He darted between shifting shadows, limiting his exposure to the sun's radiation as much as possible, rifle clutched in one hand. In these sorts of conditions even quarian shielding would melt away in seconds, leaving him all too vulnerable.
The ruins were silent except for the soft sigh of wind through the ancient city.
His Marines were scattered in a hemispherical perimeter - a handful of sentries watching out for geth while their brothers and sisters in arms slept, swallowed down tubes of nutripaste or slept, propped up against crumbling walls. For the most part the geth didn't bother with patrols - their terrifying reputation was enough to keep non-quarians way - but a single geth unit finding them would mean the entire planet would be aware of their presence.
Kal's team was well-drilled and well-equipped, but if the geth came after them in numbers they'd all die sooner or later.
Even their ship, hidden in orbit, was really only protected by secrecy. The geth didn't keep much of their fleet in the system, but even one cruiser would eat the Jelarian for lunch. Not for the first time he wondered exactly was so fascinating about Dholen that the admirality would risk so many lives for some data.

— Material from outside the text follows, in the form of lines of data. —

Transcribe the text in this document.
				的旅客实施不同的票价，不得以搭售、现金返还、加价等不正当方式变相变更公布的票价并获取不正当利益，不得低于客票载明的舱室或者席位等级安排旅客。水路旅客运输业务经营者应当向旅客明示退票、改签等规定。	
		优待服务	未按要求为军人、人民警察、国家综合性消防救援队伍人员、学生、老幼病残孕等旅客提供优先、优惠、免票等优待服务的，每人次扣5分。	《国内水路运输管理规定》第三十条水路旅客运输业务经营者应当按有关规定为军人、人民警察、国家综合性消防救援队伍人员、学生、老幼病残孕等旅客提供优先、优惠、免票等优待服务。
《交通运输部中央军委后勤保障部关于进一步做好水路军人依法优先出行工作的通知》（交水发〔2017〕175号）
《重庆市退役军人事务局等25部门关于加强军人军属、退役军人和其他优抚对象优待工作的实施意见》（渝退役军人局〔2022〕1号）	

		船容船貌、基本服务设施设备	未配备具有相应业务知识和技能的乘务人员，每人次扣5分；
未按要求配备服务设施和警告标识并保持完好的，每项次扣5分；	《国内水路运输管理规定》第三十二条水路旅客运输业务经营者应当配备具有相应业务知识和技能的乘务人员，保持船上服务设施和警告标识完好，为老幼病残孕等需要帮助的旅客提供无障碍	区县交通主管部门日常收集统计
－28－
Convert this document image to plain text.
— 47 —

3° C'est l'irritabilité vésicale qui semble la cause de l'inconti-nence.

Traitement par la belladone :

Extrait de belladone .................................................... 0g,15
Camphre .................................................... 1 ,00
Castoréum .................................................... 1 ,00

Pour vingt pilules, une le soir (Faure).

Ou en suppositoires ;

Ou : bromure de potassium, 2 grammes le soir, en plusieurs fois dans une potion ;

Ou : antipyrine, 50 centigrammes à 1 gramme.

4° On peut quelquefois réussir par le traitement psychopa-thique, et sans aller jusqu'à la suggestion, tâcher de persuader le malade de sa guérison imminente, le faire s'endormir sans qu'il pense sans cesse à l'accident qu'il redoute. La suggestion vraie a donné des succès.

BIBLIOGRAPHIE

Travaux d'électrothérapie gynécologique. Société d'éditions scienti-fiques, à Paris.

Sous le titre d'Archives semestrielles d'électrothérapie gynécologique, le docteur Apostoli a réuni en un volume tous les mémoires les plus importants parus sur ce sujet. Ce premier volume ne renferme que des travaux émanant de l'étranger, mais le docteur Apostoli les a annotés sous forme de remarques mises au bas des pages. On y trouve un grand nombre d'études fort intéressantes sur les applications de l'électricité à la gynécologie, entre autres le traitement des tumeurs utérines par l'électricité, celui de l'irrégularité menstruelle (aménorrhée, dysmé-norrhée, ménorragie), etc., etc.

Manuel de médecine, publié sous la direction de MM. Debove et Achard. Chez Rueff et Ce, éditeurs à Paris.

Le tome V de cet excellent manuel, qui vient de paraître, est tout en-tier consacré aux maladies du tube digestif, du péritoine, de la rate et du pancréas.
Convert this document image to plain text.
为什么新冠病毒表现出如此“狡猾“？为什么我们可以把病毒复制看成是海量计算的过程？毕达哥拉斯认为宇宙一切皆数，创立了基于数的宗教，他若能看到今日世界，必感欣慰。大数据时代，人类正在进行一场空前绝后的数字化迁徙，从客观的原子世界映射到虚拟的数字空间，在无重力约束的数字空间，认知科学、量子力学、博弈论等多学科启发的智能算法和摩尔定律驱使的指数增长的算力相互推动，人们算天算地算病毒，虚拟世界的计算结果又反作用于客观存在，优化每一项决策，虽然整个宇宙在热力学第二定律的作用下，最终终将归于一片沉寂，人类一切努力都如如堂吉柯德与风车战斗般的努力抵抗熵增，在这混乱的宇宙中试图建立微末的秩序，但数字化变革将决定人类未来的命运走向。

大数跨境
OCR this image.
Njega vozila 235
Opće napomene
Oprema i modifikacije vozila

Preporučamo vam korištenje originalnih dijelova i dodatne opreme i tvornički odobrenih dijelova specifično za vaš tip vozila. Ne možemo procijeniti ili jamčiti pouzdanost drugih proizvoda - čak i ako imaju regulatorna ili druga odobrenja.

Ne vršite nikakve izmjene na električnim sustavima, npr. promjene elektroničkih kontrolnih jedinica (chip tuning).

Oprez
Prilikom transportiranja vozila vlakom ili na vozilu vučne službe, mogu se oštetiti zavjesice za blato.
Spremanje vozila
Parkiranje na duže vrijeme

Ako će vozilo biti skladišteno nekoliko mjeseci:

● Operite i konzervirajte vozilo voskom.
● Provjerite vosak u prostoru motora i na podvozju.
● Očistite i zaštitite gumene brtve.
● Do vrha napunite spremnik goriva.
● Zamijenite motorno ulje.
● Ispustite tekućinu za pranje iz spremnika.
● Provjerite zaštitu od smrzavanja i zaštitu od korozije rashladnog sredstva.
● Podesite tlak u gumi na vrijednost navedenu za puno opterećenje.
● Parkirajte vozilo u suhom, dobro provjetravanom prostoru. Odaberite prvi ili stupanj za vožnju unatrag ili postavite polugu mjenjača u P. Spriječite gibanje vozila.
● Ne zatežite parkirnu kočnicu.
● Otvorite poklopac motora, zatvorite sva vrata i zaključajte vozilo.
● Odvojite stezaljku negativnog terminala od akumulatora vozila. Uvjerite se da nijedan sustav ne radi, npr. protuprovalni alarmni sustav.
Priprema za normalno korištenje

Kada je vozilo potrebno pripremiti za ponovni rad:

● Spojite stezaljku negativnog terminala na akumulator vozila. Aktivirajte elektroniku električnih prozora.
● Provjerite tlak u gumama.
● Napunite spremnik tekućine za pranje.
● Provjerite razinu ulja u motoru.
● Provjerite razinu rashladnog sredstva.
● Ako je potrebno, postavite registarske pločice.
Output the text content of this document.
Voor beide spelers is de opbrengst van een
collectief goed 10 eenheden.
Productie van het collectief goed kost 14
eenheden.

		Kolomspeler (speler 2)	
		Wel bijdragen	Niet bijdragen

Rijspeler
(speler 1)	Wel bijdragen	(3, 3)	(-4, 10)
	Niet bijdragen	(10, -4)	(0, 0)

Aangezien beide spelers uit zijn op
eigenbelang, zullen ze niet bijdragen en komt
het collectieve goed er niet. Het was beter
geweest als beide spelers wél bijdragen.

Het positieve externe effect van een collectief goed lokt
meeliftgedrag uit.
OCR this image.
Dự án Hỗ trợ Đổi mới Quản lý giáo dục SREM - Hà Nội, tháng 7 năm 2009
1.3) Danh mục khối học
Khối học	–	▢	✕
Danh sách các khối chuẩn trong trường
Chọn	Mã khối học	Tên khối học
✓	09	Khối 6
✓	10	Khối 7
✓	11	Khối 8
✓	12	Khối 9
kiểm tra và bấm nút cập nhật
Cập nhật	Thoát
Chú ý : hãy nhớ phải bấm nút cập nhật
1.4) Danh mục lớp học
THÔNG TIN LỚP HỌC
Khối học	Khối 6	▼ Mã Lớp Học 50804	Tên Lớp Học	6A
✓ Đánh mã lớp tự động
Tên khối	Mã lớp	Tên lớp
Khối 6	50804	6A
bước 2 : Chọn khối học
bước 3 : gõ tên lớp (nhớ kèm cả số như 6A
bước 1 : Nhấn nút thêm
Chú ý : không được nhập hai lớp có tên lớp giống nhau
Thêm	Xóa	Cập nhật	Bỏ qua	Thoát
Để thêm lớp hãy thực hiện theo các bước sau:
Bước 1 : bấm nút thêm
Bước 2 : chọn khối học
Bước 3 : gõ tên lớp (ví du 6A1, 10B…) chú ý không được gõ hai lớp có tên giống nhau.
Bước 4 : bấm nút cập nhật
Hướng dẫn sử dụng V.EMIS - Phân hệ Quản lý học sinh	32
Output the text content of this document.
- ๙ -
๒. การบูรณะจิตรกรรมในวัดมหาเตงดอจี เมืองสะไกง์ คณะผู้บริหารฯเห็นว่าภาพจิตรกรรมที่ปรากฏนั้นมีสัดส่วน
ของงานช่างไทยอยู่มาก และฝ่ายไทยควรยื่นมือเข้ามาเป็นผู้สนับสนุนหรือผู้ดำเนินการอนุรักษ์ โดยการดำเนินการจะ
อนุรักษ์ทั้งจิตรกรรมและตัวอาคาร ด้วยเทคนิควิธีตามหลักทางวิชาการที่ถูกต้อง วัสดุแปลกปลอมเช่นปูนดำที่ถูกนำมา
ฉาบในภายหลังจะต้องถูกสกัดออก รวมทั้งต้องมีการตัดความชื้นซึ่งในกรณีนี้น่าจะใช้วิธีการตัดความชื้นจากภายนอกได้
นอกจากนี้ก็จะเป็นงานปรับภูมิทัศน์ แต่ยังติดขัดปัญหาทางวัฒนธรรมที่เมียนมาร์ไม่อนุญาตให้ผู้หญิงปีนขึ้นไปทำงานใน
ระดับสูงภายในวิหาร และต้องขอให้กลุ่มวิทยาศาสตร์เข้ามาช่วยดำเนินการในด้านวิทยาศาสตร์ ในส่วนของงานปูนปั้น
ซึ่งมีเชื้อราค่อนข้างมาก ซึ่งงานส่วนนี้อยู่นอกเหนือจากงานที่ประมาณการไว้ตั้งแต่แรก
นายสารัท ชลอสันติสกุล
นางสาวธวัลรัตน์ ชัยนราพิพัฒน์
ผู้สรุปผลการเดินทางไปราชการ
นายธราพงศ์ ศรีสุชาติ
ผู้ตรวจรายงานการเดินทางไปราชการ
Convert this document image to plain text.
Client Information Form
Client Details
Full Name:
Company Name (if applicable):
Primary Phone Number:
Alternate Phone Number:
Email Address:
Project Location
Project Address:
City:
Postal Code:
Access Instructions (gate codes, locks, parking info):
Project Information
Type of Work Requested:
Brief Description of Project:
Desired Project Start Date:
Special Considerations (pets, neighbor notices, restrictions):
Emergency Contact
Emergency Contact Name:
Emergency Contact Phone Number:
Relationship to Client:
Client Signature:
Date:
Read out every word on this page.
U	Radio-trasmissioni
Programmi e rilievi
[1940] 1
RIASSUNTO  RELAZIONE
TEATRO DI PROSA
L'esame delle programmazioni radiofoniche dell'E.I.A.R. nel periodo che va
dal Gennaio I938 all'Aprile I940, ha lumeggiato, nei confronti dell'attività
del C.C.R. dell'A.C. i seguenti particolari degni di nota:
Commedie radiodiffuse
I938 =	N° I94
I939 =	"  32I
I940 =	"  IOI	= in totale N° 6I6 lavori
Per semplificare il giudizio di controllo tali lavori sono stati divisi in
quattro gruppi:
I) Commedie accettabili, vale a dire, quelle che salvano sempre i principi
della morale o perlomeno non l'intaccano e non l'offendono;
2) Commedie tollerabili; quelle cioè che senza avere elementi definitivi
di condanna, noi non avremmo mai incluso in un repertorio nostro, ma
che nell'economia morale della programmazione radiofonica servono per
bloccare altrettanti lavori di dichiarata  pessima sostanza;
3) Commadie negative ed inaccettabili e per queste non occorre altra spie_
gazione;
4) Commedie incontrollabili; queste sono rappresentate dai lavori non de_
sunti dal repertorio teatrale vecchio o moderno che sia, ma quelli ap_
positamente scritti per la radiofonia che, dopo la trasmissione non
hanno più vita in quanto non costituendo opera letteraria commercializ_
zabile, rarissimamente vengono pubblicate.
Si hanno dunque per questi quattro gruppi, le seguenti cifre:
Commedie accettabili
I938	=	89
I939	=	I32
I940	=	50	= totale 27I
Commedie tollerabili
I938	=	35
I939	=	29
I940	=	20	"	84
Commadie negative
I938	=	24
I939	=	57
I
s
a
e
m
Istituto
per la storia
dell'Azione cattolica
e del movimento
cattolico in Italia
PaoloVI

Then he efficiently discarded the thoughts. He was a grunt, a pointed gun. The admirality had to think of fourteen million lives and the continuity of their species and culture. If they thought the data was needed, he'd get it.
Or well, he'd protect Tali'Zorah while she got it.
Do everything you can to bring her home safe. The instruction had come from Admiral Gerrel rather than her father, Admiral Rael, but he'd taken one look at the man and thought that he'd better come back with Tali still breathing or not come back at all.
It helped that she was a lot kinder than her father. She'd made an effort to learn the Marines' names and listen to his advice instead of just dismissing them as a bunch of dumb grunts like some engineers and scientists could. Sometimes after they'd finished discussing the security procedures on the way here, she'd told him about her adventurous Pilgrimage, fighting alongside the human Systems Alliane against the geth.
Now Kal would make sure she got home not because her father would probably have him spaced if he didn't, but because the mind behind that faceplate was something else. Something the Migrant Fleet would need, more than one man with a gun.
He ducked into the nearest building where the science team was set up, studying Dholen and its effects on Haestrom.
"Ma'am."
Tali'Zorah looked up from her work, nimble fingers pausing on ancient circuitry. "Oh, hello Kal. Is something wrong?"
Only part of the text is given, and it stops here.